Вадим Руднев - Логика бреда
Когда мы сомневаемся в том, что психическая болезнь – это болезнь языка (т. е. не только выражающаяся в порче и злоупотреблении языком, но произошедшая в результате злоупотреблении языком по отношению к субъекту, будущему шизофренику, со стороны шизофеногенного окружения), мы представляем себе язык по-структуралистски, как некую аутистическую систему иерархически упорядоченных уровней – язык по Ф. де Соссюру и Л. Ельмслеву. Но если представить себе язык так, как представляли его себе поздний Витгенштейн и аналитические философы, представители теории речевых актов, Дж. Остин, Дж. Серль и их последователи, как представляет его себе автор позднейшей коммуникативной концепции «языкового существования» Борис Гаспаров, то нам многое станет яснее и многие сомнения отпадут. Если язык – это не абстрактная система уровней, а нечто живое, система «коммуникативных фрагментов», то становится понятным, как осмысленный таким образом язык может вызывать психическое заболевание.

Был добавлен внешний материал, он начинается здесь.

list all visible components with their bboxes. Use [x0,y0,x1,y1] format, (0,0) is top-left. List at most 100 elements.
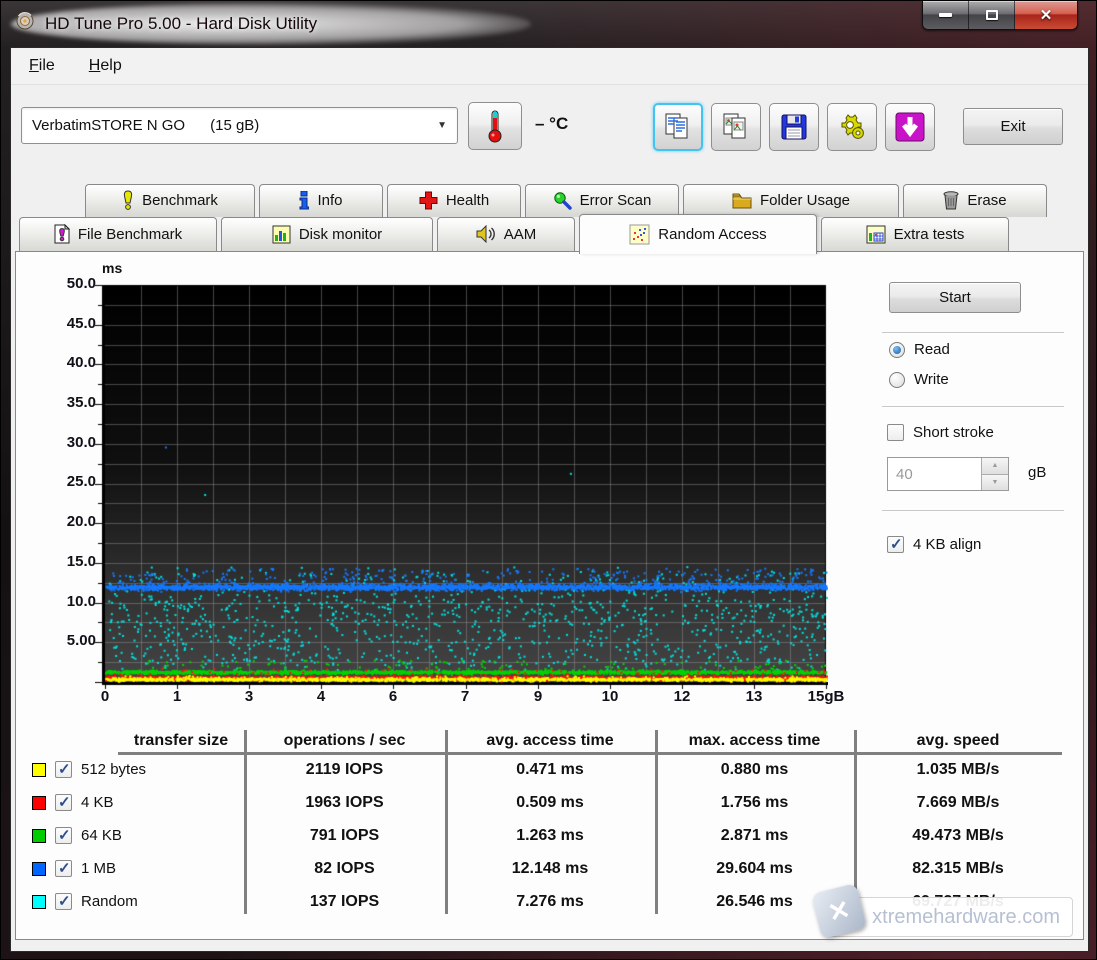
window-title: HD Tune Pro 5.00 - Hard Disk Utility [45,14,317,34]
col-header-operations: operations / sec [244,730,445,752]
x-tick: 15gB [798,688,854,705]
copy-image-icon [722,112,750,142]
drive-select-value: VerbatimSTORE N GO (15 gB) [32,117,437,134]
menu-help[interactable]: Help [89,57,122,75]
series-swatch [32,763,46,777]
menu-file[interactable]: File [29,57,55,75]
info-icon [299,191,309,210]
spinner-up-button[interactable]: ▲ [982,458,1008,475]
download-arrow-icon [895,112,925,142]
tab-info[interactable]: Info [259,184,383,217]
save-button[interactable] [769,103,819,151]
minimize-button[interactable] [923,1,969,29]
short-stroke-row: Short stroke [887,424,994,441]
extra-tests-icon [866,225,886,244]
speed-cell: 7.669 MB/s [854,794,1062,812]
x-tick: 13 [726,688,782,705]
tab-extra-tests[interactable]: Extra tests [821,217,1009,252]
align-checkbox[interactable] [887,536,904,553]
speed-cell: 49.473 MB/s [854,827,1062,845]
header-underline [118,752,1062,755]
watermark-text: xtremehardware.com [872,906,1060,929]
read-radio-row: Read [889,341,950,358]
col-header-avg-speed: avg. speed [854,730,1062,752]
y-tick: 50.0 [50,275,96,292]
tab-error-scan[interactable]: Error Scan [525,184,679,217]
options-button[interactable] [827,103,877,151]
read-radio-label: Read [914,341,950,358]
health-cross-icon [419,191,438,210]
table-row: 64 KB 791 IOPS 1.263 ms 2.871 ms 49.473 … [16,827,1083,857]
col-header-max-access: max. access time [655,730,854,752]
y-tick: 5.00 [50,632,96,649]
x-tick: 6 [365,688,421,705]
file-benchmark-icon [54,224,70,244]
speaker-icon [476,225,496,243]
tab-health[interactable]: Health [387,184,521,217]
short-stroke-checkbox[interactable] [887,424,904,441]
series-checkbox[interactable] [55,893,72,910]
x-tick: 4 [293,688,349,705]
random-access-scatter-chart [95,283,828,690]
y-axis-unit: ms [102,260,122,276]
x-tick: 1 [149,688,205,705]
avg-cell: 12.148 ms [445,860,655,878]
tab-file-benchmark[interactable]: File Benchmark [19,217,217,252]
capacity-spinner[interactable]: 40 ▲ ▼ [887,457,1009,491]
caption-buttons: ✕ [922,1,1078,30]
close-button[interactable]: ✕ [1015,1,1077,29]
exit-button[interactable]: Exit [963,108,1063,145]
capacity-unit-label: gB [1028,464,1046,481]
capacity-value: 40 [888,458,981,490]
align-label: 4 KB align [913,536,981,553]
temperature-button[interactable] [468,102,522,150]
spinner-down-button[interactable]: ▼ [982,475,1008,491]
maximize-button[interactable] [969,1,1015,29]
speed-cell: 1.035 MB/s [854,761,1062,779]
series-checkbox[interactable] [55,761,72,778]
magnifier-icon [553,191,572,210]
tab-random-access[interactable]: Random Access [579,214,817,254]
x-tick: 0 [77,688,133,705]
y-tick: 20.0 [50,513,96,530]
start-button[interactable]: Start [889,282,1021,313]
col-header-avg-access: avg. access time [445,730,655,752]
write-radio[interactable] [889,372,905,388]
copy-image-button[interactable] [711,103,761,151]
speed-cell: 82.315 MB/s [854,860,1062,878]
max-cell: 1.756 ms [655,794,854,812]
tab-row-2: File Benchmark Disk monitor AAM [19,217,1009,252]
write-radio-label: Write [914,371,949,388]
x-tick: 10 [582,688,638,705]
y-tick: 25.0 [50,473,96,490]
separator [882,406,1064,407]
ops-cell: 137 IOPS [244,893,445,911]
gear-icon [838,113,866,141]
tab-folder-usage[interactable]: Folder Usage [683,184,899,217]
folder-icon [732,192,752,209]
save-icon [780,113,808,141]
benchmark-icon [122,190,134,210]
x-tick: 9 [510,688,566,705]
update-button[interactable] [885,103,935,151]
short-stroke-label: Short stroke [913,424,994,441]
max-cell: 0.880 ms [655,761,854,779]
series-checkbox[interactable] [55,860,72,877]
series-checkbox[interactable] [55,827,72,844]
read-radio[interactable] [889,342,905,358]
drive-select-combobox[interactable]: VerbatimSTORE N GO (15 gB) ▼ [21,107,458,144]
series-label: 4 KB [81,794,114,811]
series-checkbox[interactable] [55,794,72,811]
copy-text-button[interactable] [653,103,703,151]
col-header-transfer-size: transfer size [118,730,244,752]
tab-disk-monitor[interactable]: Disk monitor [221,217,433,252]
tab-aam[interactable]: AAM [437,217,575,252]
random-access-icon [629,224,650,245]
tab-erase[interactable]: Erase [903,184,1047,217]
series-label: 1 MB [81,860,116,877]
copy-text-icon [664,112,692,142]
tab-benchmark[interactable]: Benchmark [85,184,255,217]
x-tick: 7 [437,688,493,705]
temperature-value: – °C [535,114,568,134]
table-row: 512 bytes 2119 IOPS 0.471 ms 0.880 ms 1.… [16,761,1083,791]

Когда Грегори Бейтсон формировал свою концепцию двойного послания, лингвистика была уже постструктуралистской, уже были сформулированы идеи позднего Витгенштейна и Остина, главная книга которого называется «Как производить действия при помощи слов?» Здесь в одном уже названии явственно содержится посылка, соответствующая лингвистическому релятивизму, гипотезе лингвистической относительности. Язык формирует реальность, а не наоборот. От того, как говорят с младенцем (говорят в самом широком смысле: кормление и пеленание – это тоже «разговор», как правило, сопровождающийся словами, которые, как считается, младенец еще не понимает), зависит, каким он будет психически. В первый год жизни ему могут «наговорить» шизофрению, во второе полугодие первого года – на «депрессивной позиции» (по Мелани Кляйн) – маниакально-депрессивный психоз. Потом, если он проходит эти стадии, он все больше крепнет, и психоз грозит ему все меньше. Но когда его начинают слишком рьяно приучать к туалету (тоже, между прочим, при помощи языка), он может потом заболеть обсессивно-компульсивным неврозом. А если его ругают на более поздней стадии за то, что он мочится в постель, это может впоследствии привести к истерии. Как ни крути, а любое психическое заболевание, невроз или психоз, зависит от того, как с ребенком общаются в первые годы его жизни. Удовлетворяет ли такой панлингвистический, пансемиотический взгляд здравому смыслу? Что же такое бред с точки зрения здравого смысла? Это некоторое расстройство интеллекта, в результате которого появляются ложные представления, нелепые с точки зрения здравого смысла, но для больного обладающие непоколебимой степенью достоверности (в общем случае). Вследствие этого расстройства сознания, в общем, до сих пор непонятного по своей природе, появляются искажения в речевой деятельности, деформация речи вплоть до полного ее перерождения в бредовый «базовый» язык, совершенно недоступный пониманию. Вот примерно так рисует картину бреда обыденный здравый смысл: расстройство сознания – а изменения языка суть следствия расстройства сознания.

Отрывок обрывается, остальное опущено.